Direct3D 11 Features
The programming guide contains information about how to use the Direct3D 11 programmable pipeline to create realtime 3D graphics for games, and for scientific and desktop applications.
- Compute Shader
- Dynamic Shader Linking
- Full Listing of Features
- Features Added in Previous Releases
- Related topics
A compute shader is a programmable shader designed for general-purpose data-parallel processing. In other words, compute shaders allow a GPU to be used as a general-purpose parallel processor. The compute shader is similar to the other programmable pipeline shaders (such as vertex, pixel, geometry) in the way that it accesses inputs and outputs. The compute shader technology is also known as the DirectCompute technology. A compute shader is integrated into Direct3D and is accessible through a Direct3D device. It can directly share memory resources with graphics shaders by using the Direct3D device. However, it is not directly connected to other shader stages.

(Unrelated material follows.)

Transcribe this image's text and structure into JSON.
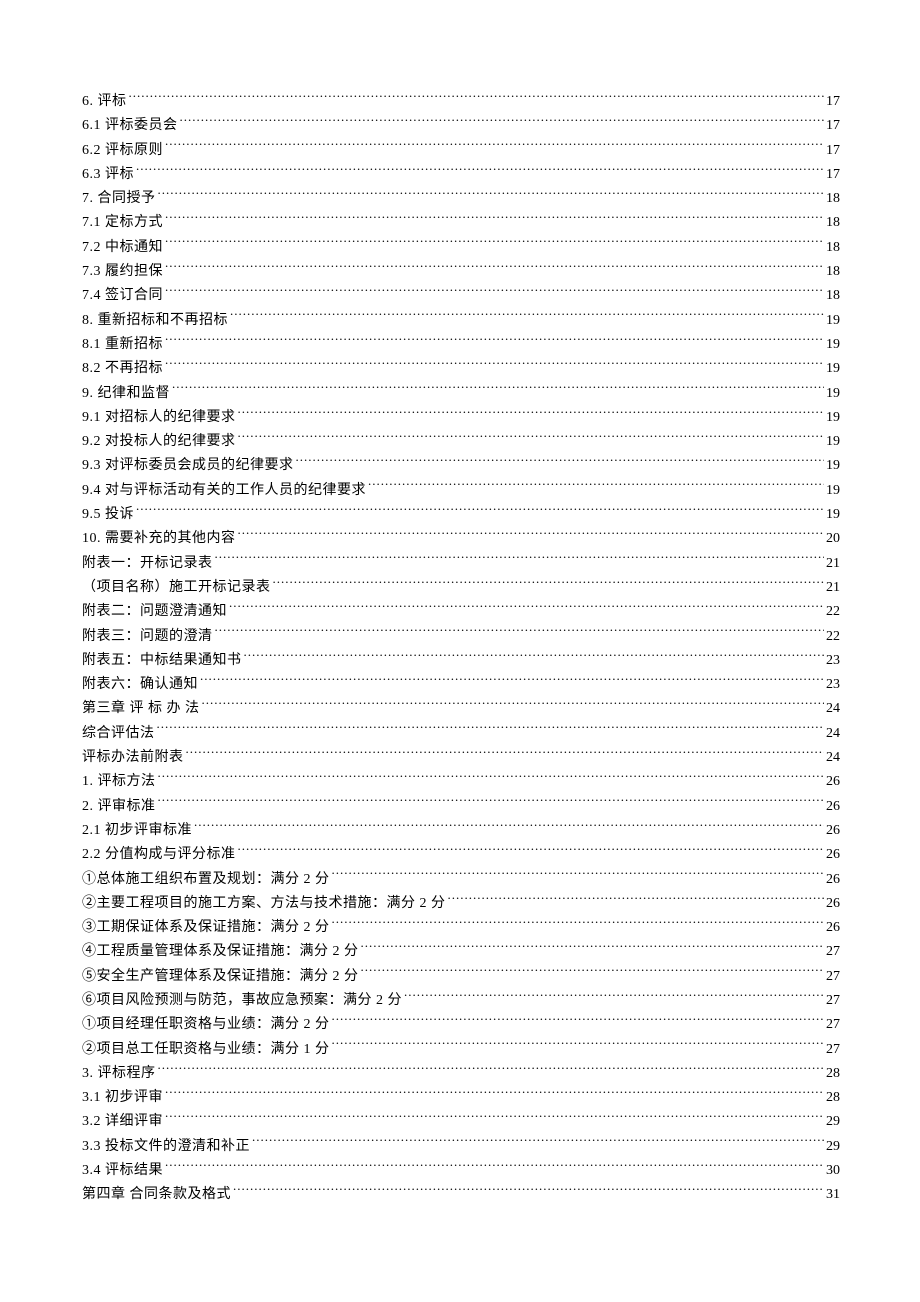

A compute shader is designed for mass-market applications that perform computations at interactive rates, when the cost of transitioning between the API (and its associated software stack) and a CPU would consume too much overhead.
A compute shader has its own set of states. A compute shader does not necessarily have a forced 1-1 mapping to either input records (like a vertex shader does) or output records (like the pixel shader does). Some features of the graphics shader are supported, but others have been removed so that new compute shader-specific features could be added.

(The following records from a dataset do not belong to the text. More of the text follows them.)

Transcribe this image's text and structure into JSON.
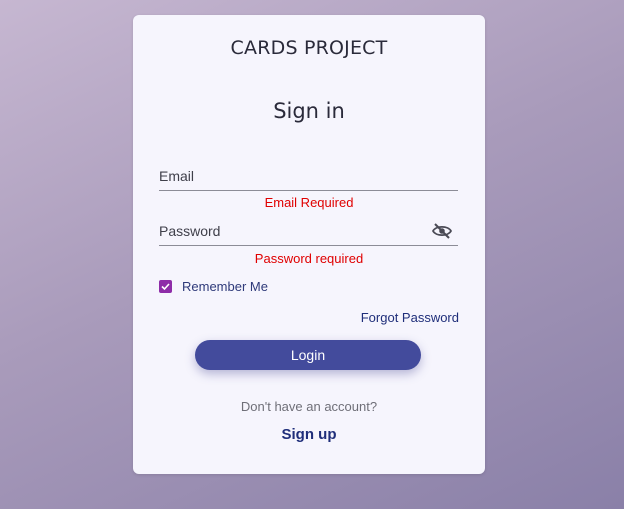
{
  "brand": {
    "title": "CARDS PROJECT"
  },
  "form": {
    "heading": "Sign in",
    "email": {
      "label": "Email",
      "value": "",
      "error": "Email Required"
    },
    "password": {
      "label": "Password",
      "value": "",
      "error": "Password required",
      "visibility_icon": "eye-off-icon"
    },
    "remember": {
      "label": "Remember Me",
      "checked": true
    },
    "forgot_label": "Forgot Password",
    "login_label": "Login",
    "no_account_text": "Don't have an account?",
    "signup_label": "Sign up"
  },
  "colors": {
    "error": "#e00000",
    "accent": "#434b9c",
    "checkbox": "#8e2ca8",
    "link": "#1f2e7a"
  }
}
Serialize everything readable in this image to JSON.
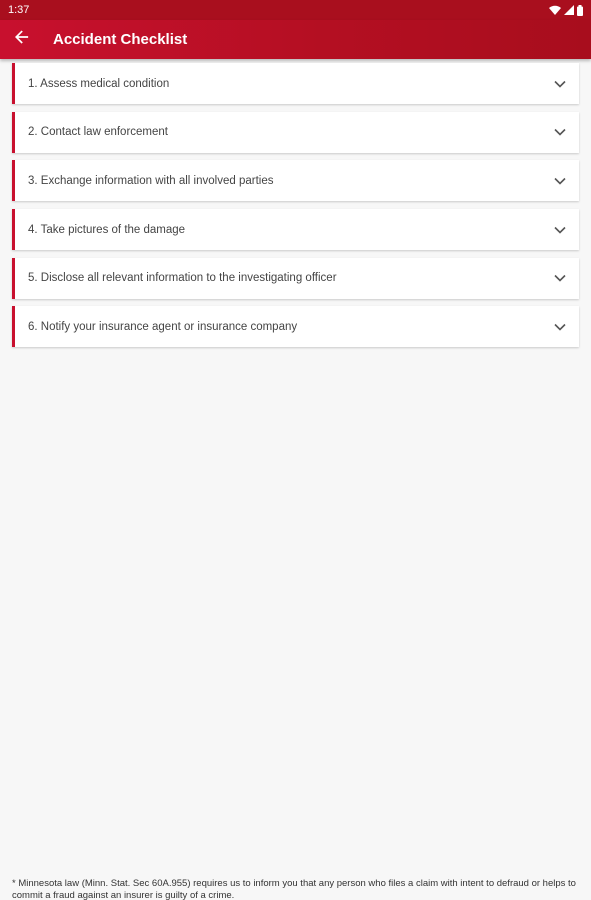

To support the compute shader-specific features, several new resource types are now available, such as read/write buffers, textures, and structured buffers.

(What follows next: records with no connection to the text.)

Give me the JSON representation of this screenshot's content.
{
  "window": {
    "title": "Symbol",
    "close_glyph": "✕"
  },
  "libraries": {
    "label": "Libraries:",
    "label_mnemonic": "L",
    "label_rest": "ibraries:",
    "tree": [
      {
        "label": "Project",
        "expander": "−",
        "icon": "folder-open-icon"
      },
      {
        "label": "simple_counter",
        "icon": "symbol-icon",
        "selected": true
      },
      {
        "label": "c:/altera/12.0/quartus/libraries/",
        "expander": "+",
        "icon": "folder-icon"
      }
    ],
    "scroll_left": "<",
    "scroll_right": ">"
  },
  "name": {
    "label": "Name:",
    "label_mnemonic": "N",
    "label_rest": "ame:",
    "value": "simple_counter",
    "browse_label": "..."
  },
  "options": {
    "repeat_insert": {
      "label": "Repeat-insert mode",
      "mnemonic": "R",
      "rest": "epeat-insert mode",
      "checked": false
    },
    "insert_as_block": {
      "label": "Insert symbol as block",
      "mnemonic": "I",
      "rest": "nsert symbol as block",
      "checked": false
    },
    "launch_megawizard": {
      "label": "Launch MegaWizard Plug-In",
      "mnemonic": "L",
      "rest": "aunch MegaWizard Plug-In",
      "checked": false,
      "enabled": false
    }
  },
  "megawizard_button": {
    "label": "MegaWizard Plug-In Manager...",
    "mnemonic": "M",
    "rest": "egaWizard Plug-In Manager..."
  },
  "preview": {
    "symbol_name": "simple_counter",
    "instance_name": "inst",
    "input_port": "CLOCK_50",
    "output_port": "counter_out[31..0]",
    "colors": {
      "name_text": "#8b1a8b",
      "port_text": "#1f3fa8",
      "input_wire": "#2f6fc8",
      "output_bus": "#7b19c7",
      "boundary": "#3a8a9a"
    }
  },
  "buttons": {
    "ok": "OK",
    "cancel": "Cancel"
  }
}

See Compute Shader Overview for additional information.
Rendering systems must deal with significant complexity when they manage shaders, while providing the opportunity to optimize shader code. This becomes an even greater challenge because shaders must support a variety of different materials in a rendered scene across various hardware configurations. To address this challenge, shader developers have often resorted to one of two general approaches. They have either created fully featured large, general-purpose shaders that can be used by a wide variety of scene items, which trade off some performance for flexibility, or created individual shaders for each geometry stream, material type, or light type combination needed.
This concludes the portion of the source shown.